Gut-brain axis in the neurological comorbidity of COVID-19

Jiezhong Chen 1,, Luis Vitetta 1,2
PMCID: PMC8195160  PMID: 34169281

Severe COVID-19, characterized by a cytokine storm and lymphopenia, has led to increased levels of mortality due to multiple organ failure.1 Brain-associated comorbidity with an increased mortality rate develops in approximate one-third of COVID-19 patients.2,3 Thus, further central nervous system considerations and improvement of COVID-19 neurological comorbidity could reduce the mortality rate that ensues with COVID-19. A cytokine storm has been recognized to be a major characteristic of COVID-19 neurological comorbidity through cerebrospinal fluid analyses.4,5 In the review article by Meier et al.6 the emphasis was directed at the importance of the brain cytokine storm in neurodegeneration and cognition, which caused the large loss of labour force productivity. However, how the brain cytokine storm is shaped by COVID-19 infections that is reflected in neurological comorbidity pathophysiological processes, still has to be elucidated. We posit that the involvement of the gut-brain axis in the brain cytokine storm in COVID-19 neurological comorbidity is a significant determinant of COVID-19 severity and is of therapeutic implications.

The intestinal microbiota presents a complex structure that develops throughout life presenting trillions of commensal bacteria that exert multiple beneficial effects on the human host.7 Dysregulation of the gut microbiota (gut dysbiosis) is associated with metabolic disease in various organs through bidirectional interactions such as happens with the gut-brain axis.1 Gut dysbiosis alters the inflammatory tone of the gut that leads to chronic inflammation with decreased anti-inflammatory mechanisms. These effects result from reduced abundance and adverse shifts in the diversity of the commensal bacterial cohort with subsequent decreases in beneficial metabolites namely, butyrate, bile acid derivatives and tryptophan.1 The gut-brain axis has been often reported involved in neurological disorders8,9 and thus the intestinal dysbiosis could be incorporated into the narrative of neurological manifestations of COVID-19. The patients with COVID-19 neurological comorbidity are characterized as those with advanced age, hypertension, renal failure, and neoplastic diseases.2 All these risk factors are involved with gut dysbiosis. Therefore, gut dysbiosis could be a major contributing factor in the formation of the cytokine storm in the brain.

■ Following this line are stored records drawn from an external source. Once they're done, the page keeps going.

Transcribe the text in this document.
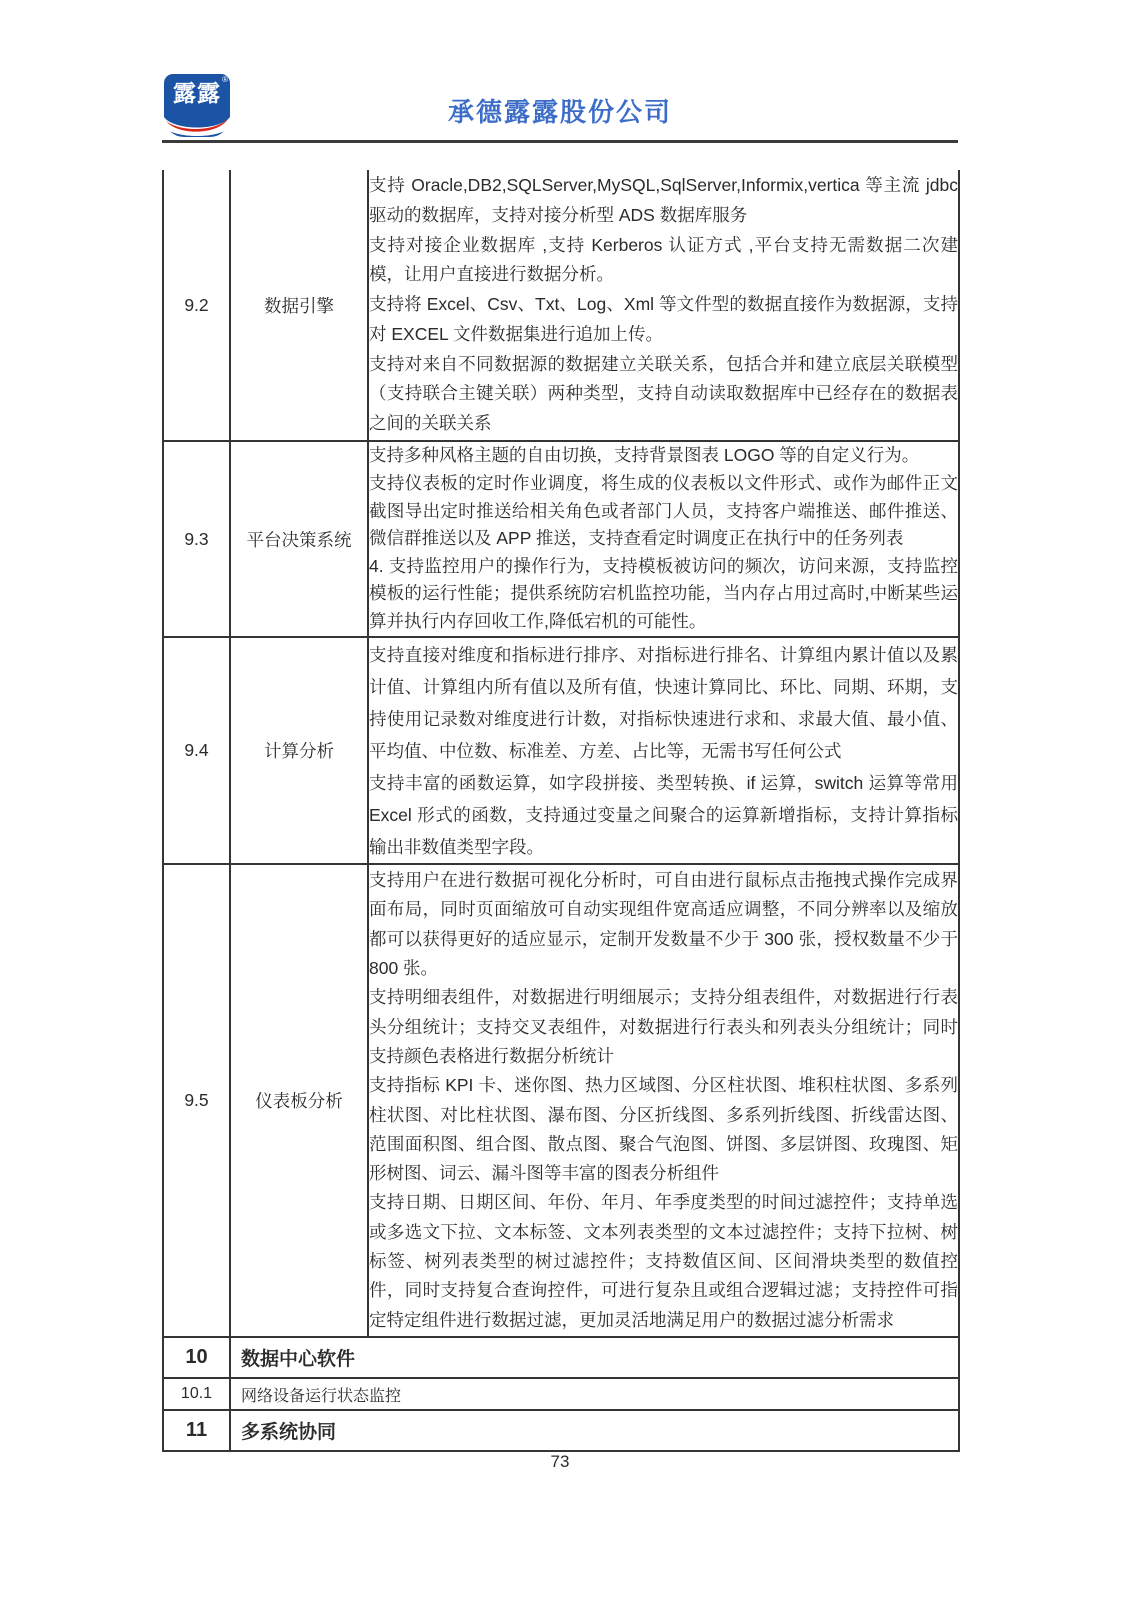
露露
®
承德露露股份公司
9.2	数据引擎	支持 Oracle,DB2,SQLServer,MySQL,SqlServer,Informix,vertica 等主流 jdbc 驱动的数据库，支持对接分析型 ADS 数据库服务
支持对接企业数据库 ,支持 Kerberos 认证方式 ,平台支持无需数据二次建模，让用户直接进行数据分析。
支持将 Excel、Csv、Txt、Log、Xml 等文件型的数据直接作为数据源，支持对 EXCEL 文件数据集进行追加上传。
支持对来自不同数据源的数据建立关联关系，包括合并和建立底层关联模型（支持联合主键关联）两种类型，支持自动读取数据库中已经存在的数据表之间的关联关系

9.3	平台决策系统	支持多种风格主题的自由切换，支持背景图表 LOGO 等的自定义行为。
支持仪表板的定时作业调度，将生成的仪表板以文件形式、或作为邮件正文截图导出定时推送给相关角色或者部门人员，支持客户端推送、邮件推送、微信群推送以及 APP 推送，支持查看定时调度正在执行中的任务列表
4. 支持监控用户的操作行为，支持模板被访问的频次，访问来源，支持监控模板的运行性能；提供系统防宕机监控功能，当内存占用过高时,中断某些运算并执行内存回收工作,降低宕机的可能性。

9.4	计算分析	支持直接对维度和指标进行排序、对指标进行排名、计算组内累计值以及累计值、计算组内所有值以及所有值，快速计算同比、环比、同期、环期，支持使用记录数对维度进行计数，对指标快速进行求和、求最大值、最小值、平均值、中位数、标准差、方差、占比等，无需书写任何公式
支持丰富的函数运算，如字段拼接、类型转换、if 运算，switch 运算等常用 Excel 形式的函数，支持通过变量之间聚合的运算新增指标，支持计算指标输出非数值类型字段。

9.5	仪表板分析	支持用户在进行数据可视化分析时，可自由进行鼠标点击拖拽式操作完成界面布局，同时页面缩放可自动实现组件宽高适应调整，不同分辨率以及缩放都可以获得更好的适应显示，定制开发数量不少于 300 张，授权数量不少于 800 张。
支持明细表组件，对数据进行明细展示；支持分组表组件，对数据进行行表头分组统计；支持交叉表组件，对数据进行行表头和列表头分组统计；同时支持颜色表格进行数据分析统计
支持指标 KPI 卡、迷你图、热力区域图、分区柱状图、堆积柱状图、多系列柱状图、对比柱状图、瀑布图、分区折线图、多系列折线图、折线雷达图、范围面积图、组合图、散点图、聚合气泡图、饼图、多层饼图、玫瑰图、矩形树图、词云、漏斗图等丰富的图表分析组件
支持日期、日期区间、年份、年月、年季度类型的时间过滤控件；支持单选或多选文下拉、文本标签、文本列表类型的文本过滤控件；支持下拉树、树标签、树列表类型的树过滤控件；支持数值区间、区间滑块类型的数值控件，同时支持复合查询控件，可进行复杂且或组合逻辑过滤；支持控件可指定特定组件进行数据过滤，更加灵活地满足用户的数据过滤分析需求

10	数据中心软件	
10.1	网络设备运行状态监控	
11	多系统协同	
73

Furthermore, the systemic inflammation from other organs infected by SARS-CoV-2 also contributes to the formation of the cytokine storm in the brain.1 A study showed that the mortality is highest in those COVID-19 patients with both neurological and other major organ manifestations, followed by those with neurological manifestations only and then by those with no systemic manifestations.2

In addition, gut dysbiosis could also involve in the local vascular abnormality to cause fatal thrombosis. The local vascular inflammation is not only caused by SARS-CoV-2 infection but also accelerated by gut dysbiosis-caused systemic inflammation and decreased anti-inflammatory mechanisms.1 The local vascular infections from SARS-CoV-2 could be important for the formation of hyperinflammation in the brain. Multiple routes have been described for SARS-CoV-2 entry into the brain including trans-synaptic transfer across infected neurons, entry via the olfactory nerve, infection of vascular endothelia and leukocyte migrations across the blood-brain barrier.10 Importantly, the virus has a high affinity for vascular endothelial cells due to the high expression of ACE2 in these cells. The virus-induced damage to endothelial cells together with systemic inflammatory aspects promotes the formation of vascular thrombosis, causing serious adjacent pathophysiological changes. Therefore, even if there is no viral entry into the cerebrospinal fluid, the virus could contribute to the brain cytokine storm through vascular thrombosis-caused insults. It is understandable that the most common risk factor for neurological comorbidity is pre-existing cerebrovascular diseases, accounting for 39% of these patients.2 Gut dysbiosis can lead to increased gut permeability to allow translocation of endotoxins and bacteria to the circulation and extra-intestinal organs. It results in increased systemic inflammation, accelerating vascular thrombosis.1

On the other hand, brain pathological changes could further increase gut dysbiosis. It has been well demonstrated that the gut-brain axis has bidirectional effects.9 Gut dysbiosis can cause neurological inflammation while psychological disorders also result in intestinal diseases. Indeed, COVID-19 infections could cause these patients stress, anxiety and depression. These psychological distresses can further increase gut dysbiosis and inflammation. This could accelerate the impact on neurological comorbidity to form a feed-forward loop. Studies have shown that psychological distresses could promote mast cells to secret pro-inflammatory cytokines such as IL-6 and TNF-alpha through corticotropin-releasing hormone.1 Therefore, inflammation is a key link between the gut and brain.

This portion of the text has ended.